A magia do dramaturgista

Há uma crença de que a encenação de obras de autores moçambicanos como, por exemplo, Mia Couto, Paulina Chiziane e Eduardo White, tem contribuído para que a literatura chegue a quem nunca teve a oportunidade de ler os livros. O que não se sabe é até que ponto o exercício do dramaturgista desperta nos jovens a necessidade de investirem na leitura. Estimado leitor, descubra, a seguir, outros aspectos envolvidos na dramatização de romances.

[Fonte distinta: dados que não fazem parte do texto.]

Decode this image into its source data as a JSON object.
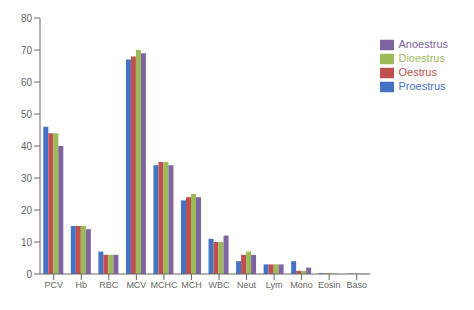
{
  "chart_data": {
    "type": "bar",
    "categories": [
      "PCV",
      "Hb",
      "RBC",
      "MCV",
      "MCHC",
      "MCH",
      "WBC",
      "Neut",
      "Lym",
      "Mono",
      "Eosin",
      "Baso"
    ],
    "series": [
      {
        "name": "Proestrus",
        "color": "#4472C4",
        "values": [
          46,
          15,
          7,
          67,
          34,
          23,
          11,
          4,
          3,
          4,
          0.3,
          0.1
        ]
      },
      {
        "name": "Oestrus",
        "color": "#C0504D",
        "values": [
          44,
          15,
          6,
          68,
          35,
          24,
          10,
          6,
          3,
          1,
          0.2,
          0.1
        ]
      },
      {
        "name": "Dioestrus",
        "color": "#9BBB59",
        "values": [
          44,
          15,
          6,
          70,
          35,
          25,
          10,
          7,
          3,
          1,
          0.2,
          0.1
        ]
      },
      {
        "name": "Anoestrus",
        "color": "#8064A2",
        "values": [
          40,
          14,
          6,
          69,
          34,
          24,
          12,
          6,
          3,
          2,
          0.1,
          0.1
        ]
      }
    ],
    "ylim": [
      0,
      80
    ],
    "yticks": [
      0,
      10,
      20,
      30,
      40,
      50,
      60,
      70,
      80
    ],
    "grid": false,
    "legend": "right"
  }
}
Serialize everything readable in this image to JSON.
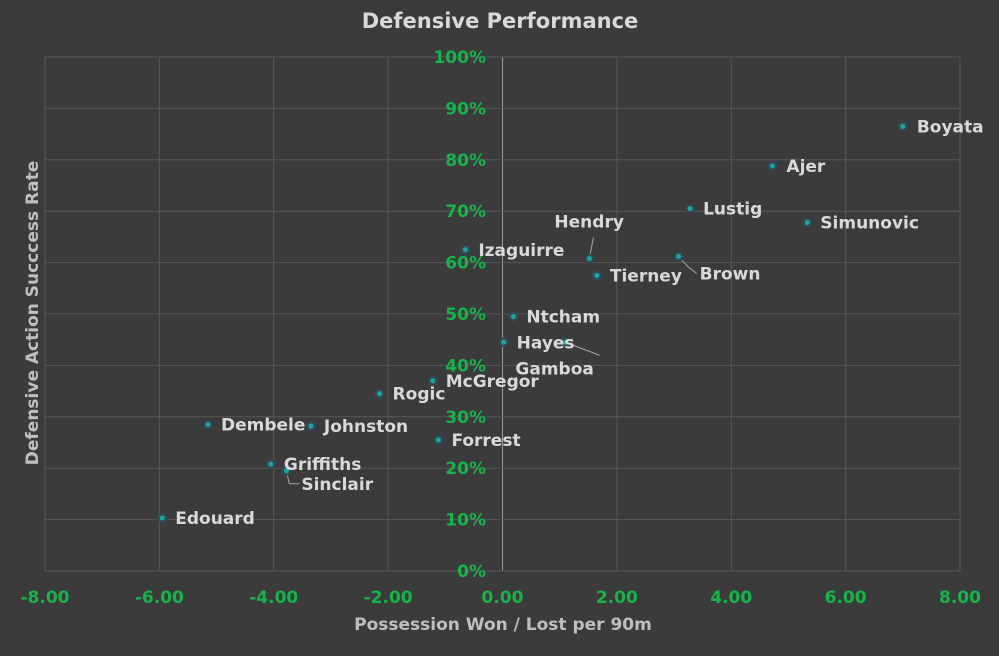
{
  "chart_data": {
    "type": "scatter",
    "title": "Defensive Performance",
    "xlabel": "Possession Won / Lost per 90m",
    "ylabel": "Defensive Action Succcess Rate",
    "xlim": [
      -8,
      8
    ],
    "ylim": [
      0,
      100
    ],
    "x_ticks": [
      "-8.00",
      "-6.00",
      "-4.00",
      "-2.00",
      "0.00",
      "2.00",
      "4.00",
      "6.00",
      "8.00"
    ],
    "y_ticks": [
      "0%",
      "10%",
      "20%",
      "30%",
      "40%",
      "50%",
      "60%",
      "70%",
      "80%",
      "90%",
      "100%"
    ],
    "grid": true,
    "colors": {
      "background": "#3b3b3b",
      "tick_text": "#16b44a",
      "point": "#1aa7a0",
      "label": "#d9d9d9"
    },
    "points": [
      {
        "label": "Boyata",
        "x": 7.0,
        "y": 86.5
      },
      {
        "label": "Ajer",
        "x": 4.72,
        "y": 78.8
      },
      {
        "label": "Lustig",
        "x": 3.28,
        "y": 70.5
      },
      {
        "label": "Simunovic",
        "x": 5.33,
        "y": 67.8
      },
      {
        "label": "Hendry",
        "x": 1.52,
        "y": 60.8
      },
      {
        "label": "Izaguirre",
        "x": -0.65,
        "y": 62.5
      },
      {
        "label": "Brown",
        "x": 3.08,
        "y": 61.2
      },
      {
        "label": "Tierney",
        "x": 1.65,
        "y": 57.5
      },
      {
        "label": "Ntcham",
        "x": 0.19,
        "y": 49.5
      },
      {
        "label": "Hayes",
        "x": 0.02,
        "y": 44.5
      },
      {
        "label": "Gamboa",
        "x": 1.1,
        "y": 44.5
      },
      {
        "label": "McGregor",
        "x": -1.22,
        "y": 37.0
      },
      {
        "label": "Rogic",
        "x": -2.15,
        "y": 34.5
      },
      {
        "label": "Dembele",
        "x": -5.15,
        "y": 28.5
      },
      {
        "label": "Johnston",
        "x": -3.35,
        "y": 28.2
      },
      {
        "label": "Forrest",
        "x": -1.12,
        "y": 25.5
      },
      {
        "label": "Griffiths",
        "x": -4.05,
        "y": 20.8
      },
      {
        "label": "Sinclair",
        "x": -3.78,
        "y": 19.5
      },
      {
        "label": "Edouard",
        "x": -5.95,
        "y": 10.3
      }
    ]
  }
}
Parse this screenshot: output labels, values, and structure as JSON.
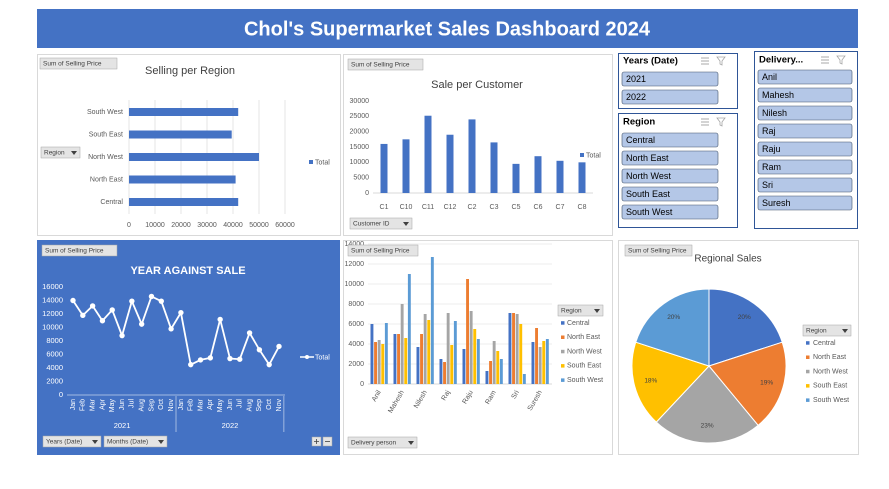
{
  "header": {
    "title": "Chol's Supermarket Sales Dashboard 2024"
  },
  "chart_data": [
    {
      "type": "barh",
      "title": "Selling per Region",
      "buttons": [
        "Sum of Selling Price",
        "Region"
      ],
      "categories": [
        "Central",
        "North East",
        "North West",
        "South East",
        "South West"
      ],
      "series": [
        {
          "name": "Total",
          "color": "#4472c4",
          "values": [
            42000,
            41000,
            50000,
            39500,
            42000
          ]
        }
      ],
      "xlim": [
        0,
        60000
      ],
      "xticks": [
        0,
        10000,
        20000,
        30000,
        40000,
        50000,
        60000
      ],
      "grid": true
    },
    {
      "type": "bar",
      "title": "Sale per Customer",
      "buttons": [
        "Sum of Selling Price",
        "Customer ID"
      ],
      "categories": [
        "C1",
        "C10",
        "C11",
        "C12",
        "C2",
        "C3",
        "C5",
        "C6",
        "C7",
        "C8"
      ],
      "series": [
        {
          "name": "Total",
          "color": "#4472c4",
          "values": [
            16000,
            17500,
            25200,
            19000,
            24000,
            16500,
            9500,
            12000,
            10500,
            10000
          ]
        }
      ],
      "ylim": [
        0,
        30000
      ],
      "yticks": [
        0,
        5000,
        10000,
        15000,
        20000,
        25000,
        30000
      ],
      "grid": false
    },
    {
      "type": "line",
      "title": "YEAR AGAINST SALE",
      "buttons": [
        "Sum of Selling Price",
        "Years (Date)",
        "Months (Date)"
      ],
      "year_groups": [
        {
          "label": "2021",
          "months": [
            "Jan",
            "Feb",
            "Mar",
            "Apr",
            "May",
            "Jun",
            "Jul",
            "Aug",
            "Sep",
            "Oct",
            "Nov"
          ]
        },
        {
          "label": "2022",
          "months": [
            "Jan",
            "Feb",
            "Mar",
            "Apr",
            "May",
            "Jun",
            "Jul",
            "Aug",
            "Sep",
            "Oct",
            "Nov"
          ]
        }
      ],
      "series": [
        {
          "name": "Total",
          "color": "#ffffff",
          "values": [
            14000,
            11800,
            13200,
            11000,
            12600,
            8800,
            13900,
            10500,
            14600,
            13900,
            9800,
            12200,
            4500,
            5200,
            5500,
            11200,
            5400,
            5300,
            9200,
            6700,
            4500,
            7200
          ]
        }
      ],
      "ylim": [
        0,
        16000
      ],
      "yticks": [
        0,
        2000,
        4000,
        6000,
        8000,
        10000,
        12000,
        14000,
        16000
      ],
      "grid": false
    },
    {
      "type": "bar",
      "buttons": [
        "Sum of Selling Price",
        "Delivery person"
      ],
      "legend_title": "Region",
      "categories": [
        "Anil",
        "Mahesh",
        "Nilesh",
        "Raj",
        "Raju",
        "Ram",
        "Sri",
        "Suresh"
      ],
      "series": [
        {
          "name": "Central",
          "color": "#4472c4",
          "values": [
            6000,
            5000,
            3700,
            2500,
            3500,
            1300,
            7100,
            4200
          ]
        },
        {
          "name": "North East",
          "color": "#ed7d31",
          "values": [
            4200,
            5000,
            5000,
            2200,
            10500,
            2300,
            7100,
            5600
          ]
        },
        {
          "name": "North West",
          "color": "#a5a5a5",
          "values": [
            4400,
            8000,
            7000,
            7100,
            7300,
            4300,
            7000,
            3700
          ]
        },
        {
          "name": "South East",
          "color": "#ffc000",
          "values": [
            4000,
            4600,
            6400,
            3900,
            5500,
            3300,
            6000,
            4300
          ]
        },
        {
          "name": "South West",
          "color": "#5b9bd5",
          "values": [
            6100,
            11000,
            12700,
            6300,
            4500,
            2500,
            1000,
            4500
          ]
        }
      ],
      "ylim": [
        0,
        14000
      ],
      "yticks": [
        0,
        2000,
        4000,
        6000,
        8000,
        10000,
        12000,
        14000
      ],
      "grid": true
    },
    {
      "type": "pie",
      "title": "Regional Sales",
      "buttons": [
        "Sum of Selling Price"
      ],
      "legend_title": "Region",
      "categories": [
        "Central",
        "North East",
        "North West",
        "South East",
        "South West"
      ],
      "values": [
        20,
        19,
        23,
        18,
        20
      ],
      "value_labels": [
        "20%",
        "19%",
        "23%",
        "18%",
        "20%"
      ],
      "colors": [
        "#4472c4",
        "#ed7d31",
        "#a5a5a5",
        "#ffc000",
        "#5b9bd5"
      ]
    }
  ],
  "slicers": [
    {
      "title": "Years (Date)",
      "items": [
        "2021",
        "2022"
      ]
    },
    {
      "title": "Region",
      "items": [
        "Central",
        "North East",
        "North West",
        "South East",
        "South West"
      ]
    },
    {
      "title": "Delivery...",
      "items": [
        "Anil",
        "Mahesh",
        "Nilesh",
        "Raj",
        "Raju",
        "Ram",
        "Sri",
        "Suresh"
      ]
    }
  ]
}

O actor e encenador moçambicano, Elliot Alex, um dos mais experimentados na dramatização de romances – encenou A Varanda do Frangipani, Terra Sonâmbula, O Último Voo do Flamingo, todos de Mia Couto, e, muito recentemente, Niketche, de Paulina Chiziane – classifica essa experiência como o resultado de inúmeras leituras em torno da mesma obra literária.

O primeiro livro que dramatizou, em 1996, foi A Varanda do Frangipani. Depois seguiram-se os demais: “Sempre que eu lia aquela obra vinham-me imagens na mente. Como diz o Mia Couto, os seus fantasmas ressuscitavam em mim. Porque não pô-los em vida?”, intrigava-se, ao mesmo tempo que reconhece a desafiante missão de encenar as obras de um romancista que, em apenas um livro, narra duas ou mais histórias paralelas.

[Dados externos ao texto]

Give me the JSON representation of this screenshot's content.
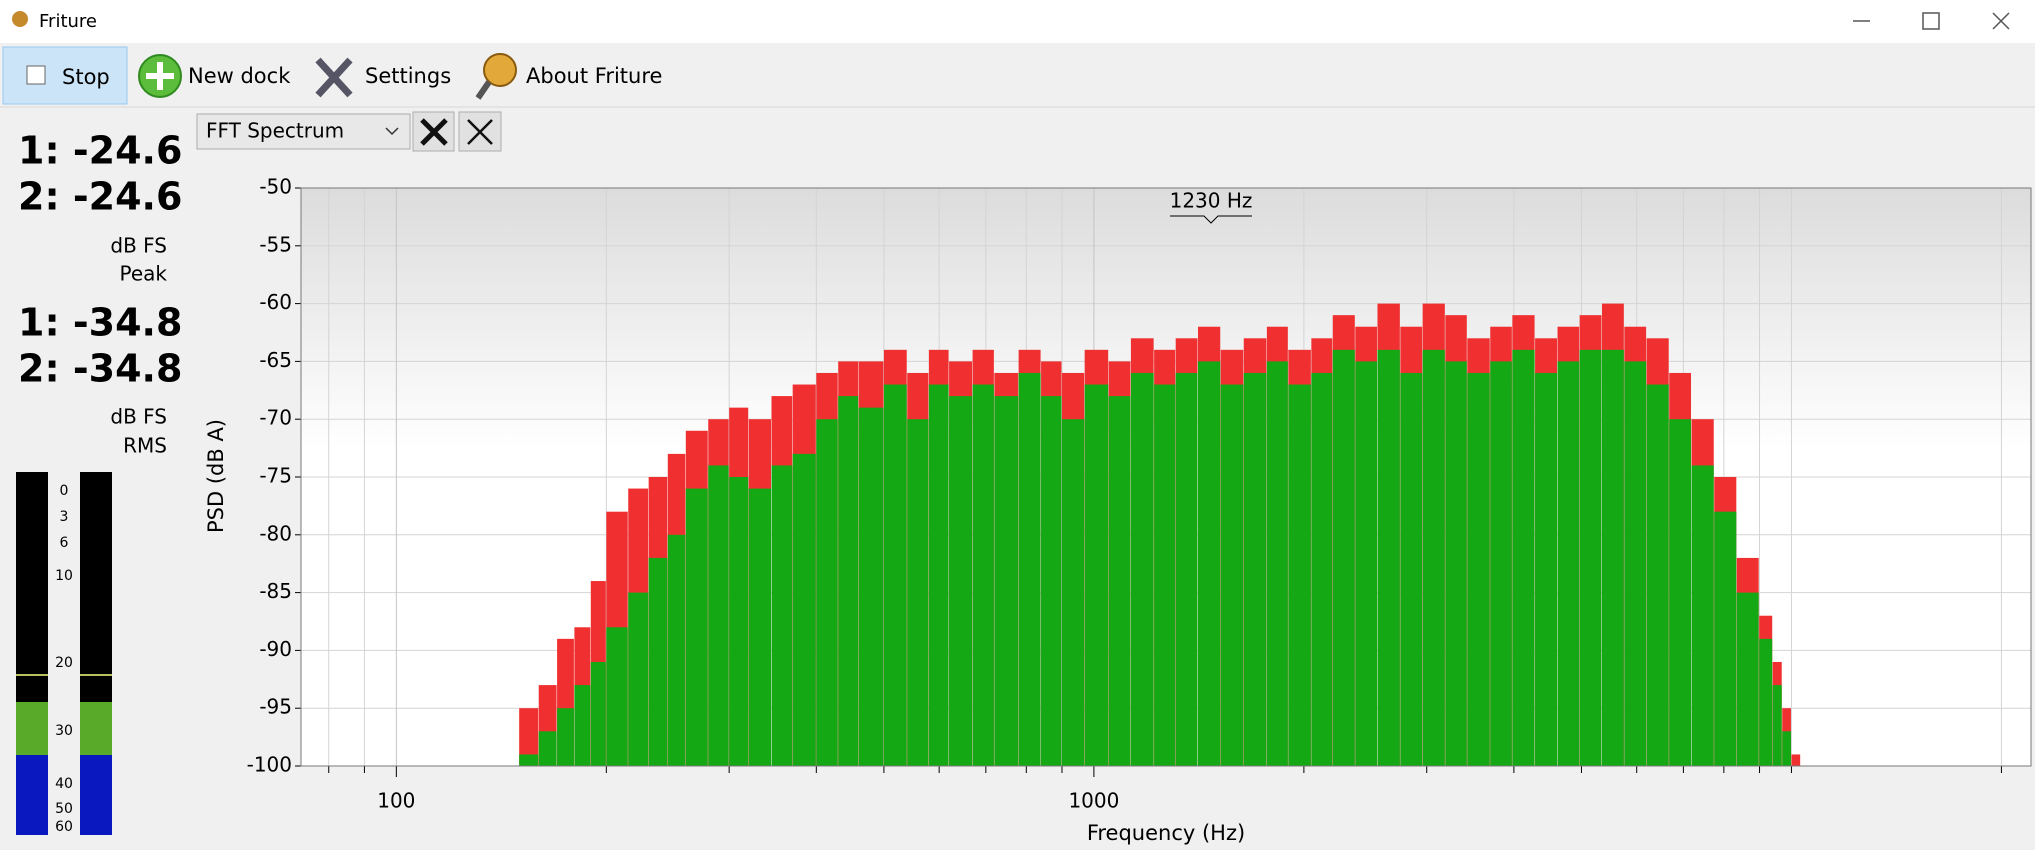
{
  "window": {
    "title": "Friture"
  },
  "toolbar": {
    "buttons": [
      "Stop",
      "New dock",
      "Settings",
      "About Friture"
    ]
  },
  "dock": {
    "selector": "FFT Spectrum"
  },
  "levels": {
    "peak": [
      "1: -24.6",
      "2: -24.6"
    ],
    "peak_unit": "dB FS",
    "peak_label": "Peak",
    "rms": [
      "1: -34.8",
      "2: -34.8"
    ],
    "rms_unit": "dB FS",
    "rms_label": "RMS",
    "meter_scale": [
      0,
      3,
      6,
      10,
      20,
      30,
      40,
      50,
      60
    ]
  },
  "chart_data": {
    "type": "bar",
    "xscale": "log",
    "grid": true,
    "xlabel": "Frequency (Hz)",
    "ylabel": "PSD (dB A)",
    "annotation": "1230 Hz",
    "xlim": [
      73,
      22050
    ],
    "ylim": [
      -100,
      -50
    ],
    "xticks": [
      100,
      1000
    ],
    "xminor_ticks": [
      80,
      90,
      200,
      300,
      400,
      500,
      600,
      700,
      800,
      900,
      2000,
      3000,
      4000,
      5000,
      6000,
      7000,
      8000,
      9000,
      10000,
      20000
    ],
    "yticks": [
      -50,
      -55,
      -60,
      -65,
      -70,
      -75,
      -80,
      -85,
      -90,
      -95,
      -100
    ],
    "x": [
      150,
      160,
      170,
      180,
      190,
      200,
      215,
      230,
      245,
      260,
      280,
      300,
      320,
      345,
      370,
      400,
      430,
      460,
      500,
      540,
      580,
      620,
      670,
      720,
      780,
      840,
      900,
      970,
      1050,
      1130,
      1220,
      1310,
      1410,
      1520,
      1640,
      1770,
      1900,
      2050,
      2200,
      2370,
      2550,
      2750,
      2960,
      3190,
      3430,
      3700,
      3980,
      4290,
      4620,
      4970,
      5350,
      5760,
      6200,
      6680,
      7190,
      7750,
      8350,
      8990,
      9400,
      9700,
      10000
    ],
    "series": [
      {
        "color": "#f03030",
        "values": [
          -95,
          -93,
          -89,
          -88,
          -84,
          -78,
          -76,
          -75,
          -73,
          -71,
          -70,
          -69,
          -70,
          -68,
          -67,
          -66,
          -65,
          -65,
          -64,
          -66,
          -64,
          -65,
          -64,
          -66,
          -64,
          -65,
          -66,
          -64,
          -65,
          -63,
          -64,
          -63,
          -62,
          -64,
          -63,
          -62,
          -64,
          -63,
          -61,
          -62,
          -60,
          -62,
          -60,
          -61,
          -63,
          -62,
          -61,
          -63,
          -62,
          -61,
          -60,
          -62,
          -63,
          -66,
          -70,
          -75,
          -82,
          -87,
          -91,
          -95,
          -99
        ]
      },
      {
        "color": "#14a814",
        "values": [
          -99,
          -97,
          -95,
          -93,
          -91,
          -88,
          -85,
          -82,
          -80,
          -76,
          -74,
          -75,
          -76,
          -74,
          -73,
          -70,
          -68,
          -69,
          -67,
          -70,
          -67,
          -68,
          -67,
          -68,
          -66,
          -68,
          -70,
          -67,
          -68,
          -66,
          -67,
          -66,
          -65,
          -67,
          -66,
          -65,
          -67,
          -66,
          -64,
          -65,
          -64,
          -66,
          -64,
          -65,
          -66,
          -65,
          -64,
          -66,
          -65,
          -64,
          -64,
          -65,
          -67,
          -70,
          -74,
          -78,
          -85,
          -89,
          -93,
          -97,
          -100
        ]
      }
    ]
  }
}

Os riscos que se correm são claros – a exclusão de muita informação preciosa. Por isso, muitas vezes, “tive de definir a história que queria contar. Em Terra Sonâmbula, eu tinha a vontade de narrar as peripécias de Muidinga, o miúdo que estava na companhia de um senhor, a quem chamava pai, embora fosse filho adoptivo. O livro tem muitas narrativas. Só que a história deste personagem, que precisava de reencontrar a mãe, estava relacionada com a do Quinzo, o jovem que abandonou a sua terra à procura dos naparamas a fim de que se alcançasse o cessar-fogo. No entanto, nalgum momento, este rapaz conhece Farida por quem se apaixona. E por causa disso, a pedido da sua namorada, tinha que procurar o seu filho perdido, o Muidinga”.

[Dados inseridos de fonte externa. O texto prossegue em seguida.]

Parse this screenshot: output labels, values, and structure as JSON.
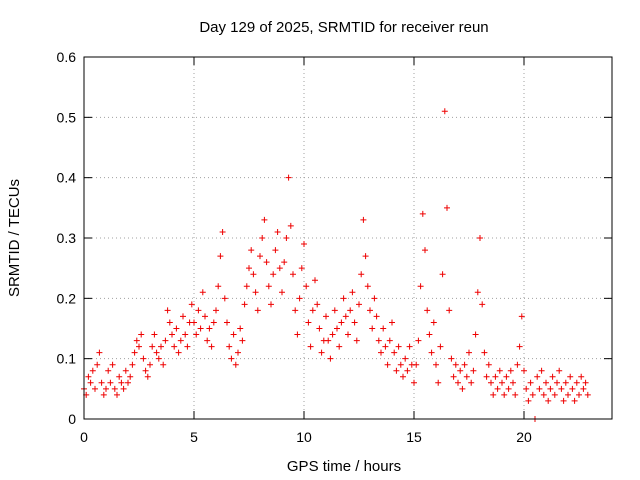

Como adaptar um romance rico em termos de histórias para a realidade teatral, tendo em conta as limitações que – sob o ponto de vista de duração da peça – o tempo impõe, incluindo o envolvimento do dramaturgista nesse enredo? “É muito difícil. É uma prática que implica encontrar soluções técnicas adequadas. De qualquer modo, porque são belas, as histórias dão-nos o gozo do querer e não poder incluir todas as peripécias na peça”, afirma Elliot Alex realçando que “seleccionei as histórias que quero contar, excluindo, por vezes, alguns capítulos, sem perder a sequência do romance”.

Gestão de expectativas

A adaptação de um romance para o teatro instaura uma relação triangular entre o autor do livro, o encenador da peça teatral e as pessoas que leram a obra e que irão vê-la numa situação cénica. Invariavelmente, estes últimos vêem a peça com a expectativa de estabelecer alguma relação entre o que absorveram, através da leitura, e o que agora absorvem em cena. Como é que se faz essa gestão de expectativas?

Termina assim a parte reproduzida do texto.